Down sendromunun kaynağı anne-baba değildir ve hamilelik öncesi veya sırası olan hiç bir şey çocuğun down sendromlu doğmasına yol açmaz. Diğer çocuklar gibi down sendromlu çocukların da kendilerine özgü kişilikleri, yetenekleri ve düşünceleri vardır.Genel yanlış yargının aksine bir hastalık değil, genetik bir farklılık, bir kromozom anomalisidir. İnsan vücudunu oluşturan hücrelerin çekirdekleri, kromozomlarla birbirlerine bağlanmış olan genlerden oluşmuştur. İşte bu genler ve kromozomlar fizyolojik ve kişilik yapımızın ana unsurlarıdır, dolayısıyla çocuğunuzun fazladan sahip olduğu bir kromozom onun hayatını etkileyecektir. Sıradan bir insan vücudunda bulunan kromozom sayısı 46 iken Down Sendrom’lu bireylerde bu sayı üç adet 21. kromozom olması nedeniyle 47’dir.

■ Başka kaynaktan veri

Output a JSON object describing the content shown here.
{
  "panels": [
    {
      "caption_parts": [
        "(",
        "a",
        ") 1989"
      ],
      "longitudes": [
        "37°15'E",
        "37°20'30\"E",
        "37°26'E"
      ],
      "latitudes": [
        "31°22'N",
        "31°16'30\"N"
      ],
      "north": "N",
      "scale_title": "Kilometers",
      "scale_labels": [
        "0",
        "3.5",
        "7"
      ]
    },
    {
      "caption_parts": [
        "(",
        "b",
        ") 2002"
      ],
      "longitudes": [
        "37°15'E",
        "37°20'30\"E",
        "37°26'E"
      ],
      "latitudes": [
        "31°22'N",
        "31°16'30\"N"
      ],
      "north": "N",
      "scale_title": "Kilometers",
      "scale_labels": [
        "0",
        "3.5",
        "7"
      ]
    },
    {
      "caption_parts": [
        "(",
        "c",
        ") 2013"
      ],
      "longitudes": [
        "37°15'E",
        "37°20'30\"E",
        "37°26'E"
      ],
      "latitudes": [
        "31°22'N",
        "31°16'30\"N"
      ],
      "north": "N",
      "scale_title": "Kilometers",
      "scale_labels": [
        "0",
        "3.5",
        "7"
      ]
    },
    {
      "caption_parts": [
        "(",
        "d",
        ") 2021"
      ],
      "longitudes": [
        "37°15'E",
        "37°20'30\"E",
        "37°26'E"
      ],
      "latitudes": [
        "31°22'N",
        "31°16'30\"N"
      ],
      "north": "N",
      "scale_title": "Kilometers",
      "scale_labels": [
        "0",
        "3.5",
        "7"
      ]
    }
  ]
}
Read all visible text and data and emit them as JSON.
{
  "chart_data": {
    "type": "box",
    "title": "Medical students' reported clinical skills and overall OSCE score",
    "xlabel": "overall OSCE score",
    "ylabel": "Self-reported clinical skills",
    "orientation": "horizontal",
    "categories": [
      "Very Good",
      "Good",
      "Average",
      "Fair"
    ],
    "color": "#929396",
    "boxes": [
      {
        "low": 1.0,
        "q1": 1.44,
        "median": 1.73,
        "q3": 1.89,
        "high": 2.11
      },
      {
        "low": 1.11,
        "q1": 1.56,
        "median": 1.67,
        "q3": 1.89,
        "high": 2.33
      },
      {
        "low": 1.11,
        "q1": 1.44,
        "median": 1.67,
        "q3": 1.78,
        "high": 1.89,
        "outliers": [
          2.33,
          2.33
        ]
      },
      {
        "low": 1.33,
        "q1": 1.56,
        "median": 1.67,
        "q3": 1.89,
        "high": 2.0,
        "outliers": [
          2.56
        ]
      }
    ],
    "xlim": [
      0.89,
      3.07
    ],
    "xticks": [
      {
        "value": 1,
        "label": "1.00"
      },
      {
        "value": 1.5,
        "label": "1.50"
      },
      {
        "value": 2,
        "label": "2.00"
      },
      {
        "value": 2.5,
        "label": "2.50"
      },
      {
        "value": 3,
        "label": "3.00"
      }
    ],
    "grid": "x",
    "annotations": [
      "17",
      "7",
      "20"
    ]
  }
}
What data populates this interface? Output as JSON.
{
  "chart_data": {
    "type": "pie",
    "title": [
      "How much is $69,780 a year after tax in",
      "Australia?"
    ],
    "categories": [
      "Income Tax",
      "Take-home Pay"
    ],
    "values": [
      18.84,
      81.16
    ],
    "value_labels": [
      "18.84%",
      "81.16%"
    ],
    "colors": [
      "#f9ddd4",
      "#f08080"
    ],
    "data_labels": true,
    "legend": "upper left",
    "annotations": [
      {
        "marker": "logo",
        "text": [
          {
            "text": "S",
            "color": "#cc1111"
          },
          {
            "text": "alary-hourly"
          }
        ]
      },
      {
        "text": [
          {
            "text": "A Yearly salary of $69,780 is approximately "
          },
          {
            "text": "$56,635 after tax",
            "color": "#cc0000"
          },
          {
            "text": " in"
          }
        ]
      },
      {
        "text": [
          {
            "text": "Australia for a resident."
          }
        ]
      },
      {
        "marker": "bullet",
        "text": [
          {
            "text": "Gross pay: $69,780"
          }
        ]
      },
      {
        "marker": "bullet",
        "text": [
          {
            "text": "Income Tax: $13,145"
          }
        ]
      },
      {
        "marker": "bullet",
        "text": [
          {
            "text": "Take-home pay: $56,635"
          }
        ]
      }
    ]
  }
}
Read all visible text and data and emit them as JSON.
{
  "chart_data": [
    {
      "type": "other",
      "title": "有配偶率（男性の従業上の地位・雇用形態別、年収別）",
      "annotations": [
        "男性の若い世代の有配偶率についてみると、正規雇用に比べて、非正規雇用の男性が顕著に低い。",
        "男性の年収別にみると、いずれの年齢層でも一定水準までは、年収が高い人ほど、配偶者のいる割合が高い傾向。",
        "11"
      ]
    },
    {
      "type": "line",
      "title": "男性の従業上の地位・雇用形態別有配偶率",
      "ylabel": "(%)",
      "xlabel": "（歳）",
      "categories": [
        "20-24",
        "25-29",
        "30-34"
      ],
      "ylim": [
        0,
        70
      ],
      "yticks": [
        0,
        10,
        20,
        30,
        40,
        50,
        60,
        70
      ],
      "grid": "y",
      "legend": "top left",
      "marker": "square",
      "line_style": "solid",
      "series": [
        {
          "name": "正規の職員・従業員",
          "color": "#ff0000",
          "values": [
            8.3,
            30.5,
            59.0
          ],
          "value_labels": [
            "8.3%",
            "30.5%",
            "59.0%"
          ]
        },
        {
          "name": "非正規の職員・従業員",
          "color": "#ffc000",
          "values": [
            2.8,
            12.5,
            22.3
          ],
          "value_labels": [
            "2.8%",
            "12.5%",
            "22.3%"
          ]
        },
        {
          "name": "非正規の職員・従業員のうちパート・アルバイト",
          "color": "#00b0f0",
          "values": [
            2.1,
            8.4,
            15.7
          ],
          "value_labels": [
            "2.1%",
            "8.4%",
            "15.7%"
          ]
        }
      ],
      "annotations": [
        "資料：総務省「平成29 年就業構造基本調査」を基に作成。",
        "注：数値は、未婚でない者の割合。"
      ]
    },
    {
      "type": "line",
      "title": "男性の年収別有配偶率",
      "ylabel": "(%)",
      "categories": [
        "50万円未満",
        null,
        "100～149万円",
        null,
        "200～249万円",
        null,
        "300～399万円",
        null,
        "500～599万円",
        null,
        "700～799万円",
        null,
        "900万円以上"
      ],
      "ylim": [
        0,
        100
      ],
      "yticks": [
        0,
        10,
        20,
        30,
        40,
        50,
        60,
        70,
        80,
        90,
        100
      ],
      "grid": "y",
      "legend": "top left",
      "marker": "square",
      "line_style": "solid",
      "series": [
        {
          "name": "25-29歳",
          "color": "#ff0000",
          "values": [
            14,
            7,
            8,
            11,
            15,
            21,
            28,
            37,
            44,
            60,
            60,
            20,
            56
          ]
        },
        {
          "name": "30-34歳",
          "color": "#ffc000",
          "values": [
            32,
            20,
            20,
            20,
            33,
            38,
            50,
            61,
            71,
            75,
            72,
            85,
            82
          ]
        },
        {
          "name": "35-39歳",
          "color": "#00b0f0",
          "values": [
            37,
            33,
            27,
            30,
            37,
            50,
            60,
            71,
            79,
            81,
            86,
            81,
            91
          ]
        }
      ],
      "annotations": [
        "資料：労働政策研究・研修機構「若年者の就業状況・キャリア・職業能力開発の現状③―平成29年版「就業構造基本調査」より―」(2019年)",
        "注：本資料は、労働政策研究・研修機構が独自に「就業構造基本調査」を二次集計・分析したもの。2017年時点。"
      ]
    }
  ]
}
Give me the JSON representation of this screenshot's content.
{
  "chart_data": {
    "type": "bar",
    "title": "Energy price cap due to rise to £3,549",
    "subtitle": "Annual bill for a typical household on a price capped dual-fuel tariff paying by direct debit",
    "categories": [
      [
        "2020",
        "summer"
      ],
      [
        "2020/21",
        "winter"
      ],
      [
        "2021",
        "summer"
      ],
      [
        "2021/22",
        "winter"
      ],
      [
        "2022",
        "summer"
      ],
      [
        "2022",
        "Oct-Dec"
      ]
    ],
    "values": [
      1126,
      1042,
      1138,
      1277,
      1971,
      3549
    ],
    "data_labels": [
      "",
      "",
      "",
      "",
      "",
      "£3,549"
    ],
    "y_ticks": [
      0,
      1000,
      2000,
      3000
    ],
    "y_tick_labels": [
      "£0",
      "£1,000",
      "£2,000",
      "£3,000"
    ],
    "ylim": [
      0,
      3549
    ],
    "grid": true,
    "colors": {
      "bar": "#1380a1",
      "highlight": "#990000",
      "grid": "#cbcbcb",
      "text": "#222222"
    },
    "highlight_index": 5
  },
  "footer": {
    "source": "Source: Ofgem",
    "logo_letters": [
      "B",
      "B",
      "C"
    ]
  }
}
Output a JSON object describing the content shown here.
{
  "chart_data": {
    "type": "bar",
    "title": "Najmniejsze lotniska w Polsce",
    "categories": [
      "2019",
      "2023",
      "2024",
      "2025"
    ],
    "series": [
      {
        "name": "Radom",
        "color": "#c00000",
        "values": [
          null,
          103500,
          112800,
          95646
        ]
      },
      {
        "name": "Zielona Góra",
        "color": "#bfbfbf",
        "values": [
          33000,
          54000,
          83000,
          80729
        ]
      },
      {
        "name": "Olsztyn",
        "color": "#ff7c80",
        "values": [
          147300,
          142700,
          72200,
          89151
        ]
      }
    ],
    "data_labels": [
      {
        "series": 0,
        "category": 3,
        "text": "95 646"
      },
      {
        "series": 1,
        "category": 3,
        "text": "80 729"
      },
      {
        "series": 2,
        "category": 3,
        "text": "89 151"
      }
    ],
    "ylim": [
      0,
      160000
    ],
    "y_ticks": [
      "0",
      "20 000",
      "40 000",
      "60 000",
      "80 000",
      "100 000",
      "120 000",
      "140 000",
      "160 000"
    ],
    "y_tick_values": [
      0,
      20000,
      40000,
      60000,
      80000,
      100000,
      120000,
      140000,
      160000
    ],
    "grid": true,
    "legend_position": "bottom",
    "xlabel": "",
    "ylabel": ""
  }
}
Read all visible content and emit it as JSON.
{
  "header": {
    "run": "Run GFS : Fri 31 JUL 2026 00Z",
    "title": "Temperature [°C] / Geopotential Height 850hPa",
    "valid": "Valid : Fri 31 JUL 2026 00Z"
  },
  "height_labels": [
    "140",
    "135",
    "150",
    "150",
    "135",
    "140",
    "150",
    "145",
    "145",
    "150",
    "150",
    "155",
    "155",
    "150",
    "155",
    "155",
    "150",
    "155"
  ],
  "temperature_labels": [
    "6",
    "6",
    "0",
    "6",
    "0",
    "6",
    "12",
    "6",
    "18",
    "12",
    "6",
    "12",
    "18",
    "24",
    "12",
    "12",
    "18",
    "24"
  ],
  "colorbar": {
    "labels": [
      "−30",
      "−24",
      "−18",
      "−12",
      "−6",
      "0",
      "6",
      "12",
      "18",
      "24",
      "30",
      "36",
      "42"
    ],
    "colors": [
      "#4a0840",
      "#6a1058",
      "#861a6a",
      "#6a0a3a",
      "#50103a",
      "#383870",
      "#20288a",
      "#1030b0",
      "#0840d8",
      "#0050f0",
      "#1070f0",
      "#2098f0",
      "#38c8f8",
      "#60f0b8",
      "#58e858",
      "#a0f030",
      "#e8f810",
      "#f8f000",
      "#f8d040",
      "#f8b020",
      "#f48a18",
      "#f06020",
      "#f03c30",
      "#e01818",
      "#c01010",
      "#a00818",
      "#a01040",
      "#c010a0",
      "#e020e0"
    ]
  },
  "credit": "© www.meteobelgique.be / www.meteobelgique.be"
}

Down sendromunun tipik yüz siması, normal kromozom sayısına sahip olan bazı insanlarda da görülebilir. Ancak Down sendromunda buna ek olarak; el ayasında çift yerine tek derin olarak bulunan avuç içi çizgisi, epikantik katlanmanın neden olduğu badem biçimli göz, palebral yarık, düşük kas tonusu, ayak baş parmağıyla ikinci parmak arası daha büyük bir boşluk ve sarkık dil morfolojisi görülebilir. Bu semptomların hepsi görülecek diye bir kural yoktur, bazıları olup bazıları olmayabilir. Down sendromunun sağlığa getirdiği sorunların başında ise konjenital kalp yetmezliği riskleri, gastroözafagal reflü hastalığı, tekrarlayan kulak enfeksiyonları, obstürktüf uyku apnesi ve tiroid bozuklukları riskleri sayılabilir.Çocukluğun erken dönemlerinde sağlanacak olan aile ve tıp desteği ile erken müdahale sayesinde Down sendromlu insanlar destekle toplumla bütünleşik bir hayat kurabilirler.